The benefits could be huge. Using streaming technology, your record collection would be available to you anywhere. You could be in a hotel in Rio, or in your bedroom: just put your username and password into the stereo, and you'd have instant access to your favourite music.
But who would look after all this? Well, it would be in the interests of the copyright owners to set up organisations to administer the licensing and to provide the on-line service. It doesn't really matter where the music is stored: it could be locally on your own system, or on the record company's server, or perhaps at the licensing organisation itself. Maybe the existing copyright agencies could evolve to take on this role, as they struggle to cope with the new networked paradigm.
If you'd just brought out a product that was ground-breaking, novel, and possibly representative of a new paradigm in home entertainment, you'd want to give it a good name, wouldn't you? But, such considerations don't appear to have been any sort of deterrent, however, to Phillips, who have really taken the 'Internet music bull' by the horns with their awkwardly named device, Streamium — the first genuine home stereo system that's designed from the ground up to be attached to a network.

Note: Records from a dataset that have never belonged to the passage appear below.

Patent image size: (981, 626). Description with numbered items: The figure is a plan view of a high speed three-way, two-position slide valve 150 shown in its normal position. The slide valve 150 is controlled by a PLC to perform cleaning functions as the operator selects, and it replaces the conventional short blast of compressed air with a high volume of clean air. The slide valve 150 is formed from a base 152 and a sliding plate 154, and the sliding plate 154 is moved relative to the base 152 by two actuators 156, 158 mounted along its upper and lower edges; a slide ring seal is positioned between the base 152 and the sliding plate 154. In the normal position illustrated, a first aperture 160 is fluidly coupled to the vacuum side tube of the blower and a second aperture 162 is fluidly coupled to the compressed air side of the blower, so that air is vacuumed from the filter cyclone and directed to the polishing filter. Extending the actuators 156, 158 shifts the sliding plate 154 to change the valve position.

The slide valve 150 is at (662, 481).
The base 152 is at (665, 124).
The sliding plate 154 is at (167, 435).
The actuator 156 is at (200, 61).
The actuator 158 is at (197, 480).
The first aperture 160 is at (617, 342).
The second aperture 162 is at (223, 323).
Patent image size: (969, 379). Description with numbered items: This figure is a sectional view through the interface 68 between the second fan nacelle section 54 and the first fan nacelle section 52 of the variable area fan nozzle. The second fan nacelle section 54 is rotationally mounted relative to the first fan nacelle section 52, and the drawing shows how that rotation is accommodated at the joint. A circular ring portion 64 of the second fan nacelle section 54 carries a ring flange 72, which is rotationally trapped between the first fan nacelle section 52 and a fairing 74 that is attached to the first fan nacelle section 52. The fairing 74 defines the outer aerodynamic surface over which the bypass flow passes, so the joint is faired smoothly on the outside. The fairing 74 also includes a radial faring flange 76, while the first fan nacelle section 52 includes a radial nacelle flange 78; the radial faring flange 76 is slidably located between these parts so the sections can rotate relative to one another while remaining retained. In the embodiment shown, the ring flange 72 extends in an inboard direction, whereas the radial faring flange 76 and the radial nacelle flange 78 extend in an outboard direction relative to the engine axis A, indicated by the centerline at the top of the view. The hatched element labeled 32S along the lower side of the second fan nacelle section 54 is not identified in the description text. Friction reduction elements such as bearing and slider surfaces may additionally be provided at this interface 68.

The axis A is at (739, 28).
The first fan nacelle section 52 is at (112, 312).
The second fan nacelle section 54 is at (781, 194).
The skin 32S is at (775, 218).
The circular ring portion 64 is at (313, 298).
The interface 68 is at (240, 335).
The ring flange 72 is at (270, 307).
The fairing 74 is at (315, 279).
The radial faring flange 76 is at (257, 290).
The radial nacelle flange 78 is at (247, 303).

Specifically, Streamium plugs into your home computer and broadband connection, and it's pretty important that it connects to both since you can listen to streamed music live from the Internet, in addition to playing tracks already downloaded or ripped to your computer's hard disk. I guess this neatly gets round all the usual copyright issues because the Streamium isn't actually aiding and abetting any acts of copyright abuse — it just plays back audio you've already got; and, although it will stream music from the Internet, I can't find anything in the literature to suggest that it will let you record it. The neatest touch, however, is surely that if you press the Info button, you'll be sent an email with details about the track you're listening to.